Aslam Afira, Usman Syed Muhammad, Zubair Muhammad, Yasin Amanullah, Owais Muhammad, Hussain Irfan
Department of Creative Technologies, Faculty of Computing and Artificial Intelligence, Air University, Islamabad, Pakistan.
Department of Computer Science, Bahria School of Engineering and Applied Sciences, Bahria University, Islamabad, Pakistan.
PLoS One. 2025 May 27;20(5):e0324293. doi: 10.1371/journal.pone.0324293. eCollection 2025.
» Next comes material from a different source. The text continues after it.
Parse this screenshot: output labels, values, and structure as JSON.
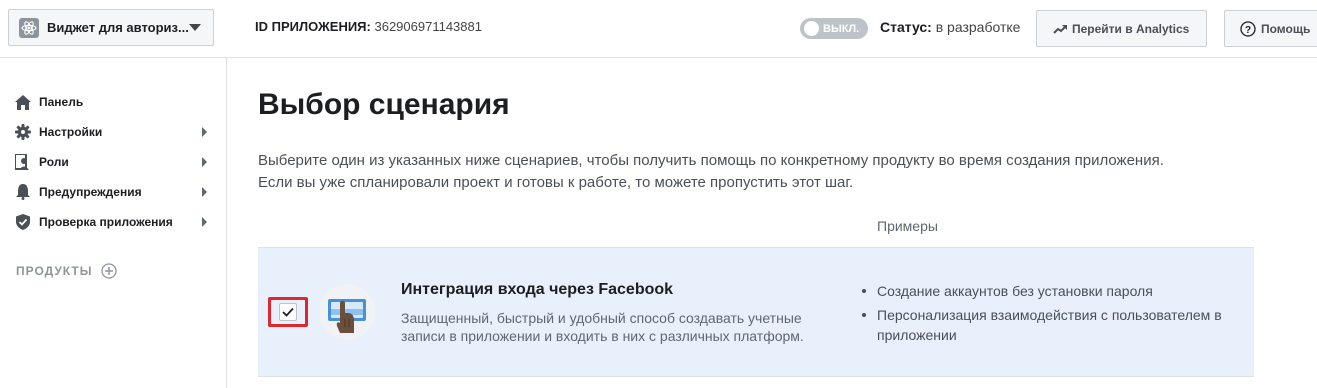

Cotton is a major cash crop, and increasing its production is extremely important worldwide, especially in agriculture-led economies. The crop is susceptible to various diseases, leading to decreased yields. In recent years, advancements in deep learning methods have enabled researchers to develop automated methods for detecting diseases in cotton crops. Such automation not only assists farmers in mitigating the effects of the disease but also conserves resources in terms of labor and fertilizer costs. However, accurate classification of multiple diseases simultaneously in cotton remains challenging due to multiple factors, including class imbalance, variation in disease symptoms, and the need for real-time detection, as most existing datasets are acquired under controlled conditions. This research proposes a novel method for addressing these challenges and accurately classifying seven classes, including six diseases and a healthy class. We address the class imbalance issue through synthetic data generation using conventional methods like scaling, rotating, transforming, shearing, and zooming and propose a customized StyleGAN for synthetic data generation. After preprocessing, we combine features extracted from MobileNet and VGG16 to create a comprehensive feature vector, passed to three classifiers: Long Short Term Memory Units, Support Vector Machines, and Random Forest. We propose a StackNet-based ensemble classifier that takes the output probabilities of these three classifiers and predicts the class label among six diseases-Bacterial blight, Curl virus, Fusarium wilt, Alternaria, Cercospora, Greymildew-and a healthy class. We trained and tested our method on publicly available datasets, achieving an average accuracy of 97%. Our robust method outperforms state-of-the-art techniques to identify the six diseases and the healthy class.
棉花是一种主要的经济作物,提高其产量在全球范围内极其重要,尤其是在以农业为主导的经济体中。这种作物易受多种疾病影响,导致产量下降。近年来,深度学习方法的进步使研究人员能够开发出用于检测棉花作物疾病的自动化方法。这种自动化不仅有助于农民减轻疾病的影响,还能在劳动力和肥料成本方面节省资源。然而,由于多种因素,包括类别不平衡、疾病症状的变化以及实时检测的需求,同时对棉花中的多种疾病进行准确分类仍然具有挑战性,因为大多数现有数据集是在受控条件下获取的。本研究提出了一种新颖的方法来应对这些挑战,并准确地对七个类别进行分类,包括六种疾病和一个健康类别。我们通过使用缩放、旋转、变换、剪切和缩放等传统方法生成合成数据来解决类别不平衡问题,并提出了一种定制的StyleGAN用于合成数据生成。预处理后,我们将从MobileNet和VGG16中提取的特征相结合,创建一个综合特征向量,传递给三个分类器:长短期记忆单元、支持向量机和随机森林。我们提出了一种基于StackNet的集成分类器,它采用这三个分类器的输出概率,并预测六种疾病——细菌性枯萎病、卷曲病毒、枯萎病、链格孢菌、尾孢菌、灰霉病——和一个健康类别中的类别标签。我们在公开可用的数据集上对我们的方法进行了训练和测试,平均准确率达到了97%。我们强大的方法在识别这六种疾病和健康类别方面优于现有技术。